Confidence in childhood vaccines dropped after Covid-19 pandemic, Unicef warns

Confidence in childhood vaccines fell in several countries during the Covid-19 pandemic, according to a new research report by Unicef.

In Belgium, confidence in vaccines dropped from 87 to 72 per cent after the pandemic. Confidence fell sharply among under-35s, while the opposite was true in over-65s. "The overall increased scepticism towards childhood vaccinations in our country is worrying," Unicef says.

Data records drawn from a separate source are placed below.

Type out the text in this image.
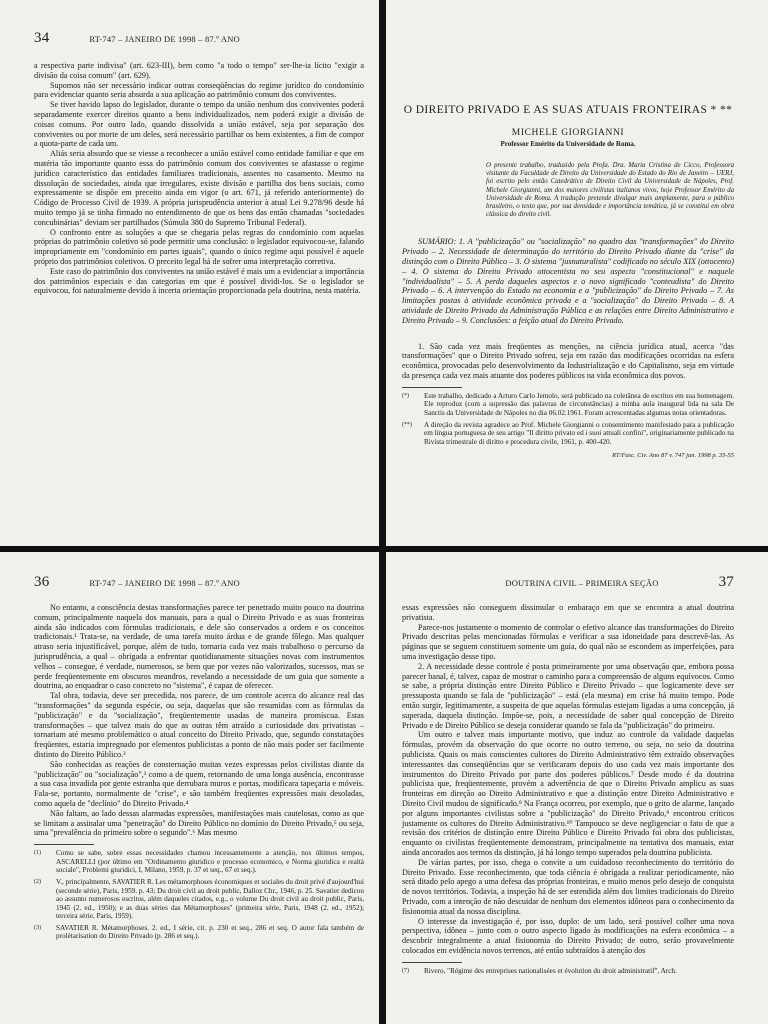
34	RT-747 – JANEIRO DE 1998 – 87.º ANO

a respectiva parte indivisa" (art. 623-III), bem como "a todo o tempo" ser-lhe-ia lícito "exigir a divisão da coisa comum" (art. 629).

Supomos não ser necessário indicar outras conseqüências do regime jurídico do condomínio para evidenciar quanto seria absurda a sua aplicação ao patrimônio comum dos conviventes.

Se tiver havido lapso do legislador, durante o tempo da união nenhum dos conviventes poderá separadamente exercer direitos quanto a bens individualizados, nem poderá exigir a divisão de coisas comuns. Por outro lado, quando dissolvida a união estável, seja por separação dos conviventes ou por morte de um deles, será necessário partilhar os bens existentes, a fim de compor a quota-parte de cada um.

Aliás seria absurdo que se viesse a reconhecer a união estável como entidade familiar e que em matéria tão importante quanto essa do patrimônio comum dos conviventes se afastasse o regime jurídico característico das entidades familiares tradicionais, assentes no casamento. Mesmo na dissolução de sociedades, ainda que irregulares, existe divisão e partilha dos bens sociais, como expressamente se dispõe em preceito ainda em vigor (o art. 671, já referido anteriormente) do Código de Processo Civil de 1939. A própria jurisprudência anterior à atual Lei 9.278/96 desde há muito tempo já se tinha firmado no entendimento de que os bens das então chamadas "sociedades concubinárias" deviam ser partilhados (Súmula 380 do Supremo Tribunal Federal).

O confronto entre as soluções a que se chegaria pelas regras do condomínio com aquelas próprias do patrimônio coletivo só pode permitir uma conclusão: o legislador equivocou-se, falando impropriamente em "condomínio em partes iguais", quando o único regime aqui possível é aquele próprio dos patrimônios coletivos. O preceito legal há de sofrer uma interpretação corretiva.

Este caso do patrimônio dos conviventes na união estável é mais um a evidenciar a importância dos patrimônios especiais e das categorias em que é possível dividi-los. Se o legislador se equivocou, foi naturalmente devido à incerta orientação proporcionada pela doutrina, nesta matéria.

O DIREITO PRIVADO E AS SUAS ATUAIS FRONTEIRAS * **
MICHELE GIORGIANNI
Professor Emérito da Universidade de Roma.
O presente trabalho, traduzido pela Profa. Dra. Maria Cristina de Cicco, Professora visitante da Faculdade de Direito da Universidade do Estado do Rio de Janeiro – UERJ, foi escrito pelo então Catedrático de Direito Civil da Universidade de Nápoles, Prof. Michele Giorgianni, um dos maiores civilistas italianos vivos, hoje Professor Emérito da Universidade de Roma. A tradução pretende divulgar mais amplamente, para o público brasileiro, o texto que, por sua densidade e importância temática, já se constitui em obra clássica do direito civil.
SUMÁRIO: 1. A "publicização" ou "socialização" no quadro das "transformações" do Direito Privado – 2. Necessidade de determinação do território do Direito Privado diante da "crise" da distinção com o Direito Público – 3. O sistema "jusnaturalista" codificado no século XIX (ottocento) – 4. O sistema do Direito Privado ottocentista no seu aspecto "constitucional" e naquele "individualista" – 5. A perda daqueles aspectos e o novo significado "conteudista" do Direito Privado – 6. A intervenção do Estado na economia e a "publicização" do Direito Privado – 7. As limitações postas à atividade econômica privada e a "socialização" do Direito Privado – 8. A atividade de Direito Privado da Administração Pública e as relações entre Direito Administrativo e Direito Privado – 9. Conclusões: a feição atual do Direito Privado.

1. São cada vez mais freqüentes as menções, na ciência jurídica atual, acerca "das transformações" que o Direito Privado sofreu, seja em razão das modificações ocorridas na esfera econômica, provocadas pelo desenvolvimento da Industrialização e do Capitalismo, seja em virtude da presença cada vez mais atuante dos poderes públicos na vida econômica dos povos.

(*) Este trabalho, dedicado a Arturo Carlo Jemolo, será publicado na coletânea de escritos em sua homenagem. Ele reproduz (com a supressão das palavras de circunstâncias) a minha aula inaugural lida na sala De Sanctis da Universidade de Nápoles no dia 06.02.1961. Foram acrescentadas algumas notas orientadoras.
(**) A direção da revista agradece ao Prof. Michele Giorgianni o consentimento manifestado para a publicação em língua portuguesa de seu artigo "Il diritto privato ed i suoi attuali confini", originariamente publicado na Rivista trimestrale di diritto e procedura civile, 1961, p. 400-420.
RT/Fasc. Civ. Ano 87 v. 747 jan. 1998 p. 35-55
36	RT-747 – JANEIRO DE 1998 – 87.º ANO

No entanto, a consciência destas transformações parece ter penetrado muito pouco na doutrina comum, principalmente naquela dos manuais, para a qual o Direito Privado e as suas fronteiras ainda são indicados com fórmulas tradicionais, e dele são conservados a ordem e os conceitos tradicionais.¹ Trata-se, na verdade, de uma tarefa muito árdua e de grande fôlego. Mas qualquer atraso seria injustificável, porque, além de tudo, tornaria cada vez mais trabalhoso o percurso da jurisprudência, a qual – obrigada a enfrentar quotidianamente situações novas com instrumentos velhos – consegue, é verdade, numerosos, se bem que por vezes não valorizados, sucessos, mas se perde freqüentemente em obscuros meandros, revelando a necessidade de um guia que somente a doutrina, ao enquadrar o caso concreto no "sistema", é capaz de oferecer.

Tal obra, todavia, deve ser precedida, nos parece, de um controle acerca do alcance real das "transformações" da segunda espécie, ou seja, daquelas que são resumidas com as fórmulas da "publicização" e da "socialização", freqüentemente usadas de maneira promíscua. Estas transformações – que talvez mais do que as outras têm atraído a curiosidade dos privatistas – tornariam até mesmo problemático o atual conceito do Direito Privado, que, segundo constatações freqüentes, estaria impregnado por elementos publicistas a ponto de não mais poder ser facilmente distinto do Direito Público.²

São conhecidas as reações de consternação muitas vezes expressas pelos civilistas diante da "publicização" ou "socialização",³ como a de quem, retornando de uma longa ausência, encontrasse a sua casa invadida por gente estranha que derrubara muros e portas, modificara tapeçaria e móveis. Fala-se, portanto, normalmente de "crise", e são também freqüentes expressões mais desoladas, como aquela de "declínio" do Direito Privado.⁴

Não faltam, ao lado dessas alarmadas expressões, manifestações mais cautelosas, como as que se limitam a assinalar uma "penetração" do Direito Público no domínio do Direito Privado,⁵ ou seja, uma "prevalência do primeiro sobre o segundo".⁶ Mas mesmo

(1) Como se sabe, sobre essas necessidades chamou incessantemente a atenção, nos últimos tempos, ASCARELLI (por último em "Ordinamento giuridico e processo economico, e Norma giuridica e realtà sociale", Problemi giuridici, I, Milano, 1959, p. 37 et seq., 67 et seq.).
(2) V., principalmente, SAVATIER R. Les métamorphoses économiques et sociales du droit privé d'aujourd'hui (seconde série), Paris, 1959. p. 43; Du droit civil au droit public, Dalloz Chr., 1946, p. 25. Savatier dedicou ao assunto numerosos escritos, além daqueles citados, e.g., o volume Du droit civil au droit public, Paris, 1945 (2. ed., 1950); e as duas séries das Métamorphoses" (primeira série, Paris, 1948 (2. ed., 1952); terceira série, Paris, 1959).
(3) SAVATIER R. Métamorphoses. 2. ed., I série, cit. p. 230 et seq., 286 et seq. O autor fala também de prolétarisation do Direito Privado (p. 286 et seq.).
DOUTRINA CIVIL – PRIMEIRA SEÇÃO	37

essas expressões não conseguem dissimular o embaraço em que se encontra a atual doutrina privatista.

Parece-nos justamente o momento de controlar o efetivo alcance das transformações do Direito Privado descritas pelas mencionadas fórmulas e verificar a sua idoneidade para descrevê-las. As páginas que se seguem constituem somente um guia, do qual não se escondem as imperfeições, para uma investigação desse tipo.

2. A necessidade desse controle é posta primeiramente por uma observação que, embora possa parecer banal, é, talvez, capaz de mostrar o caminho para a compreensão de alguns equívocos. Como se sabe, a própria distinção entre Direito Público e Direito Privado – que logicamente deve ser pressuposta quando se fala de "publicização" – está (ela mesma) em crise há muito tempo. Pode então surgir, legitimamente, a suspeita de que aquelas fórmulas estejam ligadas a uma concepção, já superada, daquela distinção. Impõe-se, pois, a necessidade de saber qual concepção de Direito Privado e de Direito Público se deseja considerar quando se fala da "publicização" do primeiro.

Um outro e talvez mais importante motivo, que induz ao controle da validade daquelas fórmulas, provém da observação do que ocorre no outro terreno, ou seja, no seio da doutrina publicista. Quais os mais conscientes cultores do Direito Administrativo têm extraído observações interessantes das conseqüências que se verificaram depois do uso cada vez mais importante dos instrumentos do Direito Privado por parte dos poderes públicos.⁷ Desde modo é da doutrina publicista que, freqüentemente, provém a advertência de que o Direito Privado amplicu as suas fronteiras em direção ao Direito Administrativo e que a distinção entre Direito Administrativo e Direito Civil mudou de significado.⁸ Na França ocorreu, por exemplo, que o grito de alarme, lançado por alguns importantes civilistas sobre a "publicização" do Direito Privado,⁹ encontrou críticos justamente os cultores do Direito Administrativo.¹⁰ Tampouco se deve negligenciar o fato de que a revisão dos critérios de distinção entre Direito Público e Direito Privado foi obra dos publicistas, enquanto os civilistas freqüentemente demonstram, principalmente na tentativa dos manuais, estar ainda ancorados aos termos da distinção, já há longo tempo superados pela doutrina publicista.

De várias partes, por isso, chega o convite a um cuidadoso reconhecimento do território do Direito Privado. Esse reconhecimento, que toda ciência é obrigada a realizar periodicamente, não será ditado pelo apego a uma defesa das próprias fronteiras, e muito menos pelo desejo de conquista de novos territórios. Todavia, a inspeção há de ser estendida além dos limites tradicionais do Direito Privado, com a intenção de não descuidar de nenhum dos elementos idôneos para o conhecimento da fisionomia atual da nossa disciplina.

O interesse da investigação é, por isso, duplo: de um lado, será possível colher uma nova perspectiva, idônea – junto com o outro aspecto ligado às modificações na esfera econômica – a descobrir integralmente a atual fisionomia do Direito Privado; de outro, serão provavelmente colocados em evidência novos terrenos, até então subtraídos à atenção dos

(7) Rivero, "Régime des entreprises nationalisées et évolution du droit administratif", Arch.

"This is due to the pandemic, the overburdening of health services and the use of scarce resources for other purposes, as well as conflict, political instability and declining confidence in vaccinations," the UN organisation said.

"At the height of the pandemic, scientists rapidly developed vaccines that saved countless lives," says Catherine Russell, executive director of Unicef. "But despite this historic achievement, fear and disinformation about all types of vaccines circulated as strongly as the virus itself."

The report points out that a total of 67 million children missed out on vaccinations between 2019 and 2021, reducing vaccination coverage in 112 countries. Moreover, in most countries, people under 35 and women were more likely to report lower confidence levels. The number of cases of measles and polio also increased significantly compared to before the pandemic.

However, Unicef stresses that overall support for vaccines remains relatively high. In almost half of the 55 countries surveyed, more than 80 per cent of respondents consider vaccines important for children.

China, India and Mexico are the only countries surveyed where perceptions held up or even improved. In Korea, Papua New Guinea, Ghana, Senegal and Japan, the importance attached to childhood vaccination fell by a third.